Shan Bullock's 1924 novel is republished by Turnpike Books, but is Bullock really 'the Thomas Hardy of Fermanagh'?
Once described as ‘the Thomas Hardy of Fermanagh’, London-based Shan Bullock was the author of 14 novels. They are mainly set in his original home terrain on the Fermanagh Cavan border, and in the fictional Protestant community of Thrasn’ in the pre-First World War era.
The Loughsiders (1924) has been recognised as the best of them, yet has been largely lost from sight. Now another London-based Fermanagh man, James Doyle, has rescued it under his new imprint, Turnpike Books. Does The Loughsiders justify his idealism?
Bullock immediately establishes his claims as a naturalistic writer of a high order as he describes a fishing expedition by his main protagonist, Richard Jebb. This has all the hues of an idyll, and provides an opportunity for scene setting. Looking up from his boat, Jebb sees:
'… the encircling countryside, cut into its thousands of little green fields by thousands of tall green hedges, dotted with its white houses standing often in the shelter of poplars and orchards, beautiful always in sun or rain because of its wide undulating greenness lying there beneath its soft Irish sky.'
We are brought down to earth when we discover that Jebb’s pursuit is ‘not so much fishing as slaughter’. Toil Jebb must do like all loughsiders, but even he can be moved by a Fermanagh dawn. ‘Then away beyond Emo and Thrasna River the sun rose, and with a glance of his big eye changed everything.’
But ever and again we are pre-occupied with realist detail. We can follow those bream caught in the opening episode as they are fried or dried. We come inside the thatched and white washed cottages within which they are eaten, and where the modest furnishings are precisely catalogued.
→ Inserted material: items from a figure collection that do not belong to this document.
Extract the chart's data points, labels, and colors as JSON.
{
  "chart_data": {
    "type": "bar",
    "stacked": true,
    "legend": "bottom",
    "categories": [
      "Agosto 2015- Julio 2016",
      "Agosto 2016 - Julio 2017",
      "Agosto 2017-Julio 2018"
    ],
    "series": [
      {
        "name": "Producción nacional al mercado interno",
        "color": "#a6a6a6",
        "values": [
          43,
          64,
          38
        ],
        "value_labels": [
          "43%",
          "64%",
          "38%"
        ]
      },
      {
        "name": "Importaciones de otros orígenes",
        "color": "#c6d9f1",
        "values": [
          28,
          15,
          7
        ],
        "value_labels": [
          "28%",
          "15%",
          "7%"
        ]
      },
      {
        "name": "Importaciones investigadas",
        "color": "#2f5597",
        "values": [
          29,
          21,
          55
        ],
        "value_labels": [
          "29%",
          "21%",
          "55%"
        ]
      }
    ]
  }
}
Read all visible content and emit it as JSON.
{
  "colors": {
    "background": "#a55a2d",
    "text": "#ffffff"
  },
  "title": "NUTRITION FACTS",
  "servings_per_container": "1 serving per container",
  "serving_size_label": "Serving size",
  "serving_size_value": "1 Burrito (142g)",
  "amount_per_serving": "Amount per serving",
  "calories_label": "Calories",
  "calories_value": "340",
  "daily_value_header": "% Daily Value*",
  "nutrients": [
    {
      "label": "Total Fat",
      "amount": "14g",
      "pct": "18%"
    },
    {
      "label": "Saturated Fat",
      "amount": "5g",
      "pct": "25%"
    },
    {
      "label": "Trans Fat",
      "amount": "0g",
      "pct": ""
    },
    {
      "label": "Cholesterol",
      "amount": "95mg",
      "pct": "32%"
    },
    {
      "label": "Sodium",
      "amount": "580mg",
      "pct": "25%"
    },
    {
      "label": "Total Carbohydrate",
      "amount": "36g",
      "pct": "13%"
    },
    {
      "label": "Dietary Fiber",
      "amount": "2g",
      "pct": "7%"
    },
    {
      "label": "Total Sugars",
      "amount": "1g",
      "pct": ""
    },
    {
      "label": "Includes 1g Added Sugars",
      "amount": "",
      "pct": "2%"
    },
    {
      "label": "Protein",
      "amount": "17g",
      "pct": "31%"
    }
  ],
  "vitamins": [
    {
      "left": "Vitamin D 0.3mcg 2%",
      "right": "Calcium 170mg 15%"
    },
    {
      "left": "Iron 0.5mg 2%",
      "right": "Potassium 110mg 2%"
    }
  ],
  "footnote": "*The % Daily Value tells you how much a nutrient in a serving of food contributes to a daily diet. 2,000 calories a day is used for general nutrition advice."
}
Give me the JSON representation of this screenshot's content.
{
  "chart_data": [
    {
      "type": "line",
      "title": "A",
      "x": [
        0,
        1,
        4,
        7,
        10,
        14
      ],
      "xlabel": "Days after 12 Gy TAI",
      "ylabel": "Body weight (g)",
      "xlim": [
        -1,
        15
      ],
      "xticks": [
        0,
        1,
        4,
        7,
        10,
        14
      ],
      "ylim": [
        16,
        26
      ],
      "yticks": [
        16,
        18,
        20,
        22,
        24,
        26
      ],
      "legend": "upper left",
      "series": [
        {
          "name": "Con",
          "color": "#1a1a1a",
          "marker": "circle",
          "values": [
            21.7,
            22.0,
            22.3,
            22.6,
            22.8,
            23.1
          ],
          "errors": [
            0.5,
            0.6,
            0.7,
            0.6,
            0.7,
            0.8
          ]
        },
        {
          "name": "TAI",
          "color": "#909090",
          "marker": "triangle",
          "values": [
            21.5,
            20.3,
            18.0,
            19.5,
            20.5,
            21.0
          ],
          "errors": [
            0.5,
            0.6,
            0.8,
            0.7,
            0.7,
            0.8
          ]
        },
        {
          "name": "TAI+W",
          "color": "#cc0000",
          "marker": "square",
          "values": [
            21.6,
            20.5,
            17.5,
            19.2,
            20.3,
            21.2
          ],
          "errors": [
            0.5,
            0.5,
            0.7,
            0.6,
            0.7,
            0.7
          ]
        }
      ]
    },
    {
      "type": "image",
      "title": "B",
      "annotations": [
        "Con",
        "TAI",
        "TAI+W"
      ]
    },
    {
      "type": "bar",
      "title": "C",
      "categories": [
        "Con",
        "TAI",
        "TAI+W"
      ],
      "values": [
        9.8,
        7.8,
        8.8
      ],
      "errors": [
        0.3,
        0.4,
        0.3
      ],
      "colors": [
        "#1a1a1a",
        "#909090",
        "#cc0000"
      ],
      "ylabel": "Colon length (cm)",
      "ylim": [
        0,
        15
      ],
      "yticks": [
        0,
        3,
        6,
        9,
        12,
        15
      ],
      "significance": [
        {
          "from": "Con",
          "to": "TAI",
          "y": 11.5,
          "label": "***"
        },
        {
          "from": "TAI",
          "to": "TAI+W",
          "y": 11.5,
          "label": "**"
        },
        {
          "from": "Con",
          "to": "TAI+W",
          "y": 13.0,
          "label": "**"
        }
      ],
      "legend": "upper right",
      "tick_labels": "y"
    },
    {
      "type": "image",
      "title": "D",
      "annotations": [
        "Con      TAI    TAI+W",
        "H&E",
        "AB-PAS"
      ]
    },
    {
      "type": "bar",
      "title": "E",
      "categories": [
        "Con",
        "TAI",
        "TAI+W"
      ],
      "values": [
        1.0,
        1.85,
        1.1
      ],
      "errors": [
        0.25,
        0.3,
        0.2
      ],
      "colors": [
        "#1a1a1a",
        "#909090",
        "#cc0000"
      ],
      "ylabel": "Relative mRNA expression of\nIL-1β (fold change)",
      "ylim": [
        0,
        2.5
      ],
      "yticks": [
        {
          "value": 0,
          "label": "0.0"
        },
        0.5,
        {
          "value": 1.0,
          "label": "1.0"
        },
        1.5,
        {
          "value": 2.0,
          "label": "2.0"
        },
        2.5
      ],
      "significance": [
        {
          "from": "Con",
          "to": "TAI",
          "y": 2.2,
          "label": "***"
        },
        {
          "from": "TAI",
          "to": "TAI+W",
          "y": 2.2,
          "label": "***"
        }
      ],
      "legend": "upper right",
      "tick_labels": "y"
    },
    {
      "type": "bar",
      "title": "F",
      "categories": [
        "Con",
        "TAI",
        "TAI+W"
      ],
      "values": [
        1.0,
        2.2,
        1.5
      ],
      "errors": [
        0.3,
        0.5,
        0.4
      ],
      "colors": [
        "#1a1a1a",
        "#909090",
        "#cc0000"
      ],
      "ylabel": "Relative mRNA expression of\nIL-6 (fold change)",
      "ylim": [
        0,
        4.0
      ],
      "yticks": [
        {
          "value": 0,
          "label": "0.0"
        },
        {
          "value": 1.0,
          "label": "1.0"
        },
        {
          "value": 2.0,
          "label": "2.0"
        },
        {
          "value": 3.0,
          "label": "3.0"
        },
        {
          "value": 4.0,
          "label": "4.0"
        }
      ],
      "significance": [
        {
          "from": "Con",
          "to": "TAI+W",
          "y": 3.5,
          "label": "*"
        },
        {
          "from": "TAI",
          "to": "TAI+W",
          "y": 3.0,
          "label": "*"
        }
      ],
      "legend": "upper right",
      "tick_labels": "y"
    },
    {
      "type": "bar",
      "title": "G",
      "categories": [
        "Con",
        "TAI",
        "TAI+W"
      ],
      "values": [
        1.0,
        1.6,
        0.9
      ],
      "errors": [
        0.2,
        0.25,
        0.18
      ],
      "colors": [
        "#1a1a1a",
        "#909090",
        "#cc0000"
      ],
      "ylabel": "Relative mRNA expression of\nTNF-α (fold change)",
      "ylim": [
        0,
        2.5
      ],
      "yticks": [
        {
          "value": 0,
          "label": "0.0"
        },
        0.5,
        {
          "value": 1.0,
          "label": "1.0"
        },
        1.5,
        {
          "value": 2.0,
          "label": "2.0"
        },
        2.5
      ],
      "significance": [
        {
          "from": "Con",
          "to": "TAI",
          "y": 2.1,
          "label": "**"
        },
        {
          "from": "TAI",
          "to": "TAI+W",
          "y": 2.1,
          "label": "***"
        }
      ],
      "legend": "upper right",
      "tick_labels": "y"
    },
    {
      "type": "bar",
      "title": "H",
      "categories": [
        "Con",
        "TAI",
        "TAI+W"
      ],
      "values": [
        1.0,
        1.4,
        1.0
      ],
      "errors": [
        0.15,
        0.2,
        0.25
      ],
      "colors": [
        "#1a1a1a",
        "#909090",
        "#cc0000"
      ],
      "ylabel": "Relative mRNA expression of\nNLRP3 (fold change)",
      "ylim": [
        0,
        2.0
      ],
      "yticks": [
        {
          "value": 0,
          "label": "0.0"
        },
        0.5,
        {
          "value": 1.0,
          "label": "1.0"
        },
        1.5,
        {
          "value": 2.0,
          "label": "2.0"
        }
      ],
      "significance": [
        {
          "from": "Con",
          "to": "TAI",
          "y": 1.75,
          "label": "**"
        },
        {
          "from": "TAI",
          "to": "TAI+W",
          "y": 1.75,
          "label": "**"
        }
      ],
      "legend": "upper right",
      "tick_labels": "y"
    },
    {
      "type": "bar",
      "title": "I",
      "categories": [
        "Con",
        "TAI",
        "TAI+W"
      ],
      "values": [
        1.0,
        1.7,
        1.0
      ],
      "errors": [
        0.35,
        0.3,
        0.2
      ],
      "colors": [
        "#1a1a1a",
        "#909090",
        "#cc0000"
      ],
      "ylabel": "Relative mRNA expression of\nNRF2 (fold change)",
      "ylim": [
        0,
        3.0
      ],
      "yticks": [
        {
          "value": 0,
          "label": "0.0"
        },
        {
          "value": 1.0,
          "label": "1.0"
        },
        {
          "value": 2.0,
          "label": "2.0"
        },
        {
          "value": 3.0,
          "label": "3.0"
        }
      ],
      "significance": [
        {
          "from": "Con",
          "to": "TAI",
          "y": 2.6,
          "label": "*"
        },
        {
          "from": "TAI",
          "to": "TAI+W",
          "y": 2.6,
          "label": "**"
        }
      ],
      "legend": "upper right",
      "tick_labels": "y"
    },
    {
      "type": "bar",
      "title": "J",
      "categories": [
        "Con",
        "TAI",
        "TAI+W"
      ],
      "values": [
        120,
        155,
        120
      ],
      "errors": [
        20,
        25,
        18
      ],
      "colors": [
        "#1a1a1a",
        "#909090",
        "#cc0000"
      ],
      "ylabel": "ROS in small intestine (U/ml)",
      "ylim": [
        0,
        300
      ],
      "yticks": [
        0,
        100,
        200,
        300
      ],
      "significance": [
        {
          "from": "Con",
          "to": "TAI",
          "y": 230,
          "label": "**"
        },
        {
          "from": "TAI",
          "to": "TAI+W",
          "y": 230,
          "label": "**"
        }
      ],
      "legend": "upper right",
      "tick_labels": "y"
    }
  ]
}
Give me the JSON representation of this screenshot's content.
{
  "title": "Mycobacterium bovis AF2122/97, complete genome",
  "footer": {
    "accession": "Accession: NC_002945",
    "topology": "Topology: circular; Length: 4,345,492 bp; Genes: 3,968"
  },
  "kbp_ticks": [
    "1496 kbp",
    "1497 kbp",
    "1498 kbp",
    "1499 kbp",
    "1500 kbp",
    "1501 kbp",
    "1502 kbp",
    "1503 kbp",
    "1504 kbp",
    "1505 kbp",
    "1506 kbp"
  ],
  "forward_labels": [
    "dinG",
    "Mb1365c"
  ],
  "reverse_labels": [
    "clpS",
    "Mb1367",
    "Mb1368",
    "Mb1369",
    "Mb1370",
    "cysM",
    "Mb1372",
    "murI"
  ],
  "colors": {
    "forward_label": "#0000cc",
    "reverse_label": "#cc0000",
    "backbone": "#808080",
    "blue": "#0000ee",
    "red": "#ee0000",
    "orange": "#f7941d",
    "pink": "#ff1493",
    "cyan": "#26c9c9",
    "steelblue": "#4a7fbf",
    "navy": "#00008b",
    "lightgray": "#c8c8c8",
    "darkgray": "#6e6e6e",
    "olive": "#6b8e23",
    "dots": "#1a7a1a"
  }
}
Courtship in this world is devoid of romance. Jebb fixes his eye on Rachel, daughter of the more prosperous Nixon’s next door, but he only does so after bewailing the labours of housework and concluding that, ‘Some woman ought to be doing this job for me.’
Negotiations with Rachel’s father precede any approach to her, and are conducted in much the same way that loughsiders talk of the prices of pigs or eggs. Nixon is anxious to ascertain Jebb’s worth. Jebb is dissatisfied with Nixon’s vagueness about the dowry – ‘But, as Murphy judged about the workhouse skilly, it would be more satisfyin’ if there was a fleshy bone in it.’
That is a good example of ironic repartee, Thrasna style. Rachel is not behindhand at it either in rejecting him.
All have their weaknesses. Jebb has somehow failed to flourish during ten years in America. The Nixon mother is a kleptomaniac, and her husband literally falls foul of his love of the bottle – it is the death of him.
Sins cannot be kept at bay despite endless biblical injunctions. Only Jebb doubts the efficacy of prayer – ‘Lord, all the squeaking that rose from the world and never got sign or answer!’
Certainly God’s own country conspires against them. After Nixon’s death, his sons cannot manage the farm. ‘Fields going back to wild nature, rushes, thistles, weeds, untrimmed hedges, choked ditches, neglected gaps and fences.’
Then there is one of those Irish summers. ‘It was a bad year, of a kind worse even than is too common in the Loughside country. A bleak springtime merged into a cold, wet summer, varied only by odds and ends of seasonable days… and then disaster.’ Bullock then has more than fair claims to Hardy’s fatalism, but Hardy only succeeded because he combined it with passion.
There is no danger of that in The Loughsiders. The people are ‘slow-blooded’ and suffer from ‘awful reticences’. Not only do they lack passion, they are too old to engage in it. Jebb is in early middle-age and ‘not altogether luring'.
The women at Nixon’s funeral ‘all had a certain sameness of aspect… smoke-dried, toil worn, dyspeptic'. James, who contrives to play a surprisingly dynamic role in the plot, had to retire from the RIC because he was hit on the head during a Belfast riot and is ‘simple’, but he does have his RIC pension.
Even Rachel is ‘withering’ in the face of misfortune. She still hopes to avoid being married off like ‘a beast at a fair’, yet marriage offers no more than the prospect of security and comfort.
One of the Nixon sons, Jim, offers more of a spark, but his gallivanting and gambling takes place off stage. He is infected by the same jealousies about property that afflict the older ones, though with a greater capacity for violence. That necessitates his removal from the scene altogether.
We are accordingly spared any ultimate Hardyesque disaster. Far from it. Jebb, who had been so inept in his pursuit of Rachel, proves to be a master at plot resolution in romantic melodrama mode, and in the end all find happiness of a sort.
The Loughsiders then has its high points but falls well short of a great classic re-found, even if it deserves a significant place in the history of Ulster fiction. It will fascinate anyone with a Fermanagh connection.